Network Data Visualization

Background

The United States Computer Emergency Readiness Team (US-CERT) has a strong need for technologies that can visualize network flow data and meta-data. Specifically, the agency desires technologies that will enable analysts to discover new cyber security events or make additional observations on existing events. The visualization of the data makes it easier for analysts to recognize patterns and allows them to customize how it is presented in order to best meet their needs. In response to this need, CCI is working to supplement existing text-based command-line tools and enhance the arsenal of tools available to US-CERT analysts.

Technology Implementation

Visualization tools can provide a richer and more interactive, intuitive experience than text-based command-line tools. However, the existing visualization tools have been difficult to automate and required more effort to use while achieving less useful results than command-line tools. Further, these tools have not provided new information or additional observations on existing events. In order to foster the greatest level of benefit, these tools must provide additional analytic capabilities and support the existing suite of command-line suite tools.

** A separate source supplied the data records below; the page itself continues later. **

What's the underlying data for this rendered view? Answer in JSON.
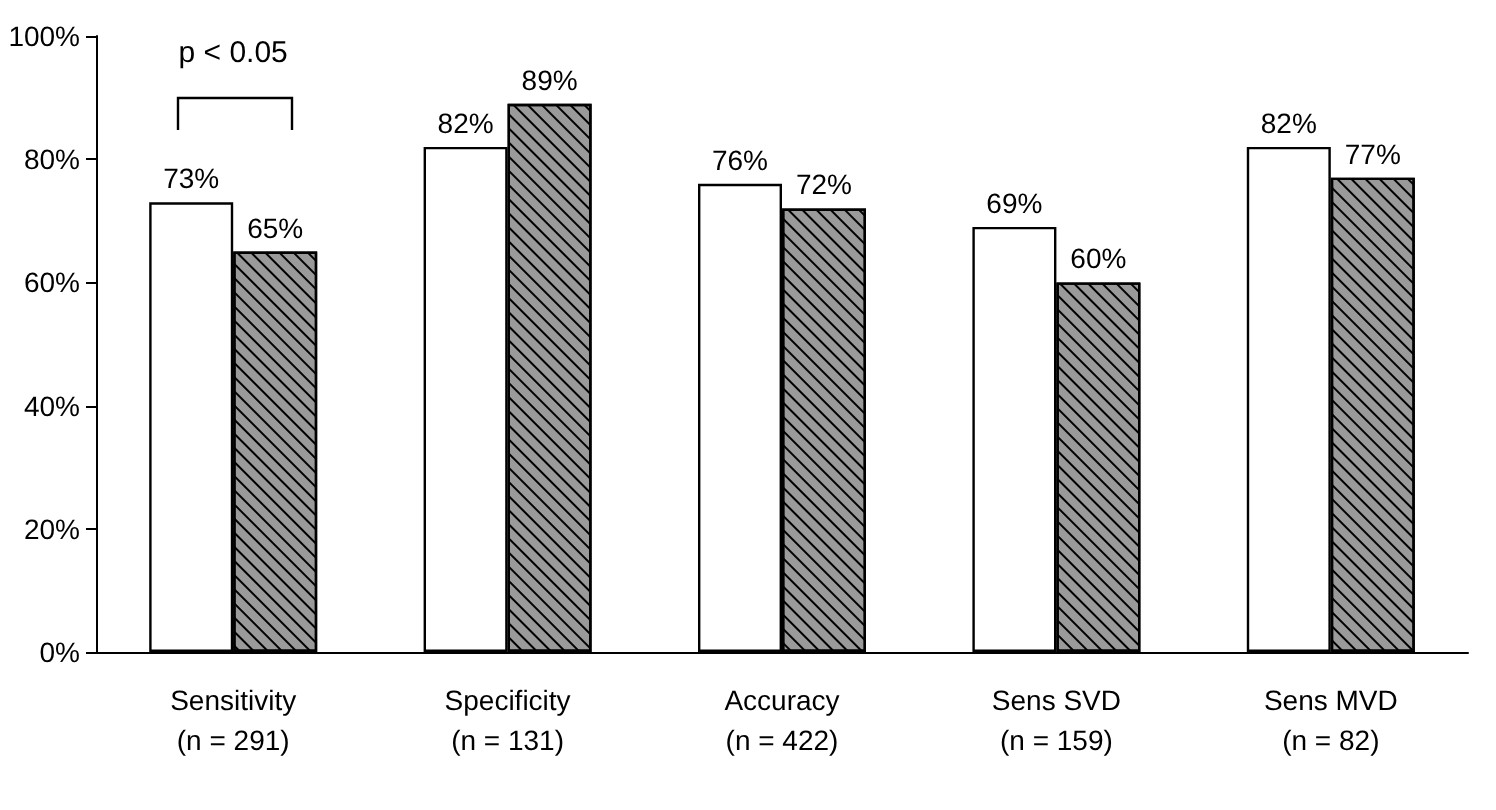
{
  "chart_data": {
    "type": "bar",
    "categories": [
      "Sensitivity\n(n = 291)",
      "Specificity\n(n = 131)",
      "Accuracy\n(n = 422)",
      "Sens SVD\n(n = 159)",
      "Sens MVD\n(n = 82)"
    ],
    "series": [
      {
        "color": "#ffffff",
        "values": [
          73,
          82,
          76,
          69,
          82
        ],
        "value_labels": [
          "73%",
          "82%",
          "76%",
          "69%",
          "82%"
        ]
      },
      {
        "color": "#9a9a9a",
        "values": [
          65,
          89,
          72,
          60,
          77
        ],
        "value_labels": [
          "65%",
          "89%",
          "72%",
          "60%",
          "77%"
        ]
      }
    ],
    "ylim": [
      0,
      100
    ],
    "yticks": [
      {
        "value": 0,
        "label": "0%"
      },
      {
        "value": 20,
        "label": "20%"
      },
      {
        "value": 40,
        "label": "40%"
      },
      {
        "value": 60,
        "label": "60%"
      },
      {
        "value": 80,
        "label": "80%"
      },
      {
        "value": 100,
        "label": "100%"
      }
    ],
    "grid": false,
    "annotations": [
      "p < 0.05"
    ]
  }
}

Computer Associates Labs is developing a visualization system that will allow US-CERT analysts to view entity and connection behaviors in collected network flow data at scales ranging from a single host to the entire Internet. They have developed techniques to produce graphical snapshots from the data that allows analysts to more efficiently analyze it. US-CERT aims to provide analysts with the ability to manipulate different views of network traffic in order to maximize insight and to allow further examination of the data.

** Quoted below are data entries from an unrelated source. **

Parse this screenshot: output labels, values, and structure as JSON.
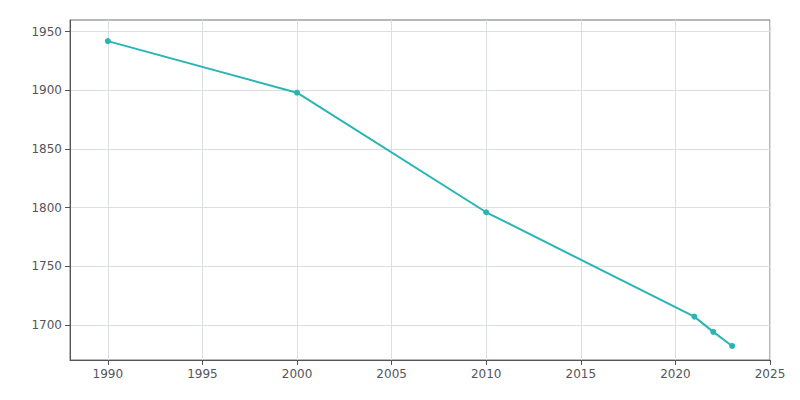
{
  "chart_data": {
    "type": "line",
    "x": [
      1990,
      2000,
      2010,
      2021,
      2022,
      2023
    ],
    "values": [
      1942,
      1898,
      1796,
      1707,
      1694,
      1682
    ],
    "color": "#2ab5b5",
    "marker": "circle",
    "xlim": [
      1988,
      2025
    ],
    "xticks": [
      1990,
      1995,
      2000,
      2005,
      2010,
      2015,
      2020,
      2025
    ],
    "ylim": [
      1670,
      1960
    ],
    "yticks": [
      1700,
      1750,
      1800,
      1850,
      1900,
      1950
    ],
    "grid": true
  }
}
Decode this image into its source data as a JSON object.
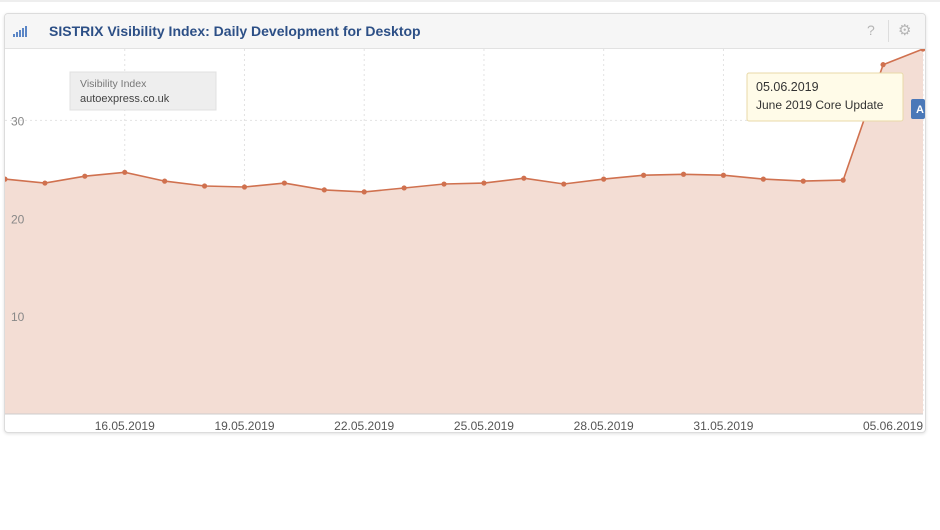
{
  "widget": {
    "title": "SISTRIX Visibility Index: Daily Development for Desktop",
    "help_icon": "?",
    "settings_icon": "⚙"
  },
  "legend_box": {
    "label": "Visibility Index",
    "domain": "autoexpress.co.uk"
  },
  "tooltip": {
    "date": "05.06.2019",
    "event": "June 2019 Core Update",
    "marker_letter": "A"
  },
  "colors": {
    "line": "#d0714f",
    "fill": "#f3ddd4",
    "title": "#2c4f86",
    "marker": "#4a78b8"
  },
  "chart_data": {
    "type": "area",
    "title": "SISTRIX Visibility Index: Daily Development for Desktop",
    "series": [
      {
        "name": "autoexpress.co.uk",
        "x": [
          "13.05.2019",
          "14.05.2019",
          "15.05.2019",
          "16.05.2019",
          "17.05.2019",
          "18.05.2019",
          "19.05.2019",
          "20.05.2019",
          "21.05.2019",
          "22.05.2019",
          "23.05.2019",
          "24.05.2019",
          "25.05.2019",
          "26.05.2019",
          "27.05.2019",
          "28.05.2019",
          "29.05.2019",
          "30.05.2019",
          "31.05.2019",
          "01.06.2019",
          "02.06.2019",
          "03.06.2019",
          "04.06.2019",
          "05.06.2019"
        ],
        "values": [
          24.0,
          23.6,
          24.3,
          24.7,
          23.8,
          23.3,
          23.2,
          23.6,
          22.9,
          22.7,
          23.1,
          23.5,
          23.6,
          24.1,
          23.5,
          24.0,
          24.4,
          24.5,
          24.4,
          24.0,
          23.8,
          23.9,
          35.7,
          37.3
        ]
      }
    ],
    "x_tick_labels": [
      "16.05.2019",
      "19.05.2019",
      "22.05.2019",
      "25.05.2019",
      "28.05.2019",
      "31.05.2019",
      "05.06.2019"
    ],
    "y_tick_labels": [
      "10",
      "20",
      "30"
    ],
    "ylim": [
      0,
      37.3
    ],
    "grid": true
  }
}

Additionally, Secure Decisions is developing a technology that will provide a big picture view depicting overall trends in network flow data. This technology will reduce the time needed to discover flow anomalies by highlighting important information in massive amounts of data. It will also present multiple perspectives that will allow analysts to view data in new ways and understand cyber attacks in context.

Significant Impact

These technologies will provide the government with advanced methods of sorting and analyzing massive amounts of network flow data. Visualization technologies will allow analysts to more efficiently monitor their networks and identify potential cyber attacks.